Getting Paid For The Work You Do
You have a right to be paid the correct grade:
Employees should be paid in accordance with their correct classification or “grade”.
Enterprise agreements and Modern Awards have a classification section which sets out job roles and the associated duties. Each classification usually has a different pay rate.
Often in Enterprise Agreements there are ‘store team member’ type roles which most employees fall under, but often there are higher level supervisory or specialised roles which carry with them a higher level of pay.
Problems arise where employees are paid at a lower grade to the duties they are performing. For example, a worker may be earning an ordinary ‘team member’ wage but expected to fulfil the activities of a higher grade employee, for example a ‘Supervisor’ or ‘Relief Manager’.
In these instances it is advisable that you check your Enterprise Agreement or relevant Modern Award and the associated classifications. Classifications set out the activities and responsibilities of each grade.
If you are fulfilling the duties and responsibilities of a higher grade then you should be paid as such.
You have a right to be paid for the hours you work:
Employees have to be paid the right pay rate for all hours they work, including time spent:
- in team meetings
- opening and closing the business
- working unreasonable trial shifts
It is common for employees in retail and fast food to be expected to be on the register “ready to go” at your starting time on the roster. In reality you may have to start up to 10 or 15 minutes earlier, for example, to clock-on, turn on registers, collect cash, count it in and put it in the register. Similarly it is common for people to be rostered to finish at the closing time of the store, and the register must remain open until close. Only at that time are the registers able to be cashed up, cash locked away, alarms set and store locked. This means you could finish up to 15 minutes later than your roster says you do.
These are examples of unpaid work and under no circumstances should you work without pay.
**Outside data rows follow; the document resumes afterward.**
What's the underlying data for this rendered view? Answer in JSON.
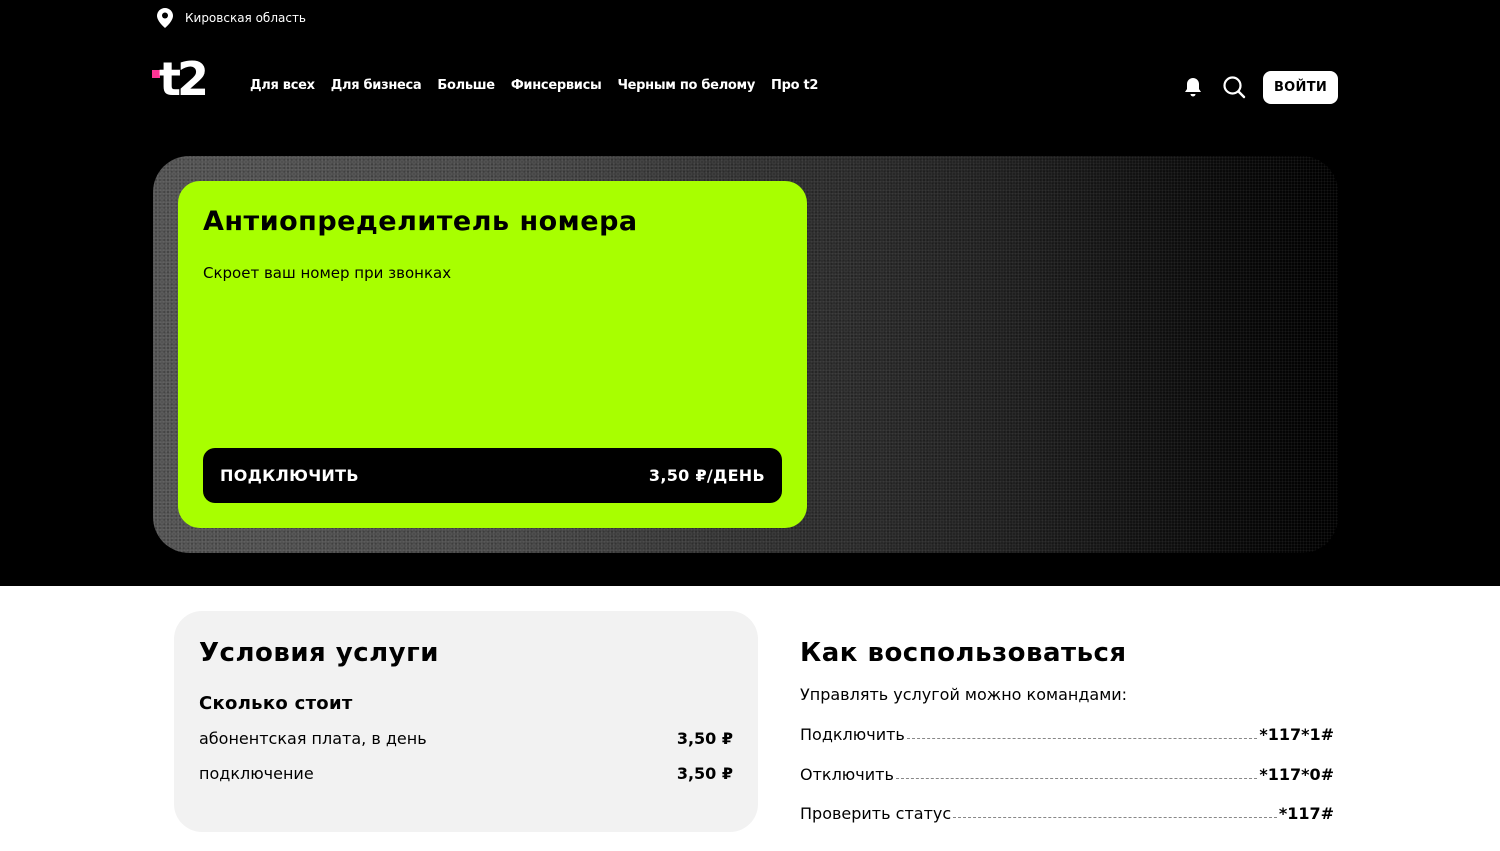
{
  "region": {
    "name": "Кировская область",
    "icon": "location-pin-icon"
  },
  "logo": {
    "text": "t2",
    "accent_color": "#ff3495"
  },
  "nav": [
    {
      "label": "Для всех"
    },
    {
      "label": "Для бизнеса"
    },
    {
      "label": "Больше"
    },
    {
      "label": "Финсервисы"
    },
    {
      "label": "Черным по белому"
    },
    {
      "label": "Про t2"
    }
  ],
  "header": {
    "login_label": "ВОЙТИ",
    "icons": [
      "bell-icon",
      "search-icon"
    ]
  },
  "hero": {
    "title": "Антиопределитель номера",
    "subtitle": "Скроет ваш номер при звонках",
    "cta_label": "ПОДКЛЮЧИТЬ",
    "cta_price": "3,50 ₽/ДЕНЬ",
    "card_color": "#a8ff00"
  },
  "conditions": {
    "title": "Условия услуги",
    "subtitle": "Сколько стоит",
    "rows": [
      {
        "label": "абонентская плата, в день",
        "value": "3,50 ₽"
      },
      {
        "label": "подключение",
        "value": "3,50 ₽"
      }
    ]
  },
  "how_to": {
    "title": "Как воспользоваться",
    "intro": "Управлять услугой можно командами:",
    "commands": [
      {
        "label": "Подключить",
        "code": "*117*1#"
      },
      {
        "label": "Отключить",
        "code": "*117*0#"
      },
      {
        "label": "Проверить статус",
        "code": "*117#"
      }
    ]
  }
}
Similarly the SDA has received calls regarding training or team member meetings. On numerous occasions employers have asked their workers to attend work on their rostered day off, or stay back for meetings and in some instances those workers were not paid. If you are asked to attend a work meeting then you have a right to be paid for your time. You should check your relevant Agreement or Award to see what the minimum engagements are for training and staff meetings.
As an employee you should be paid the correct rate for ALL the work you do and you should not have to start early or stay back on your time.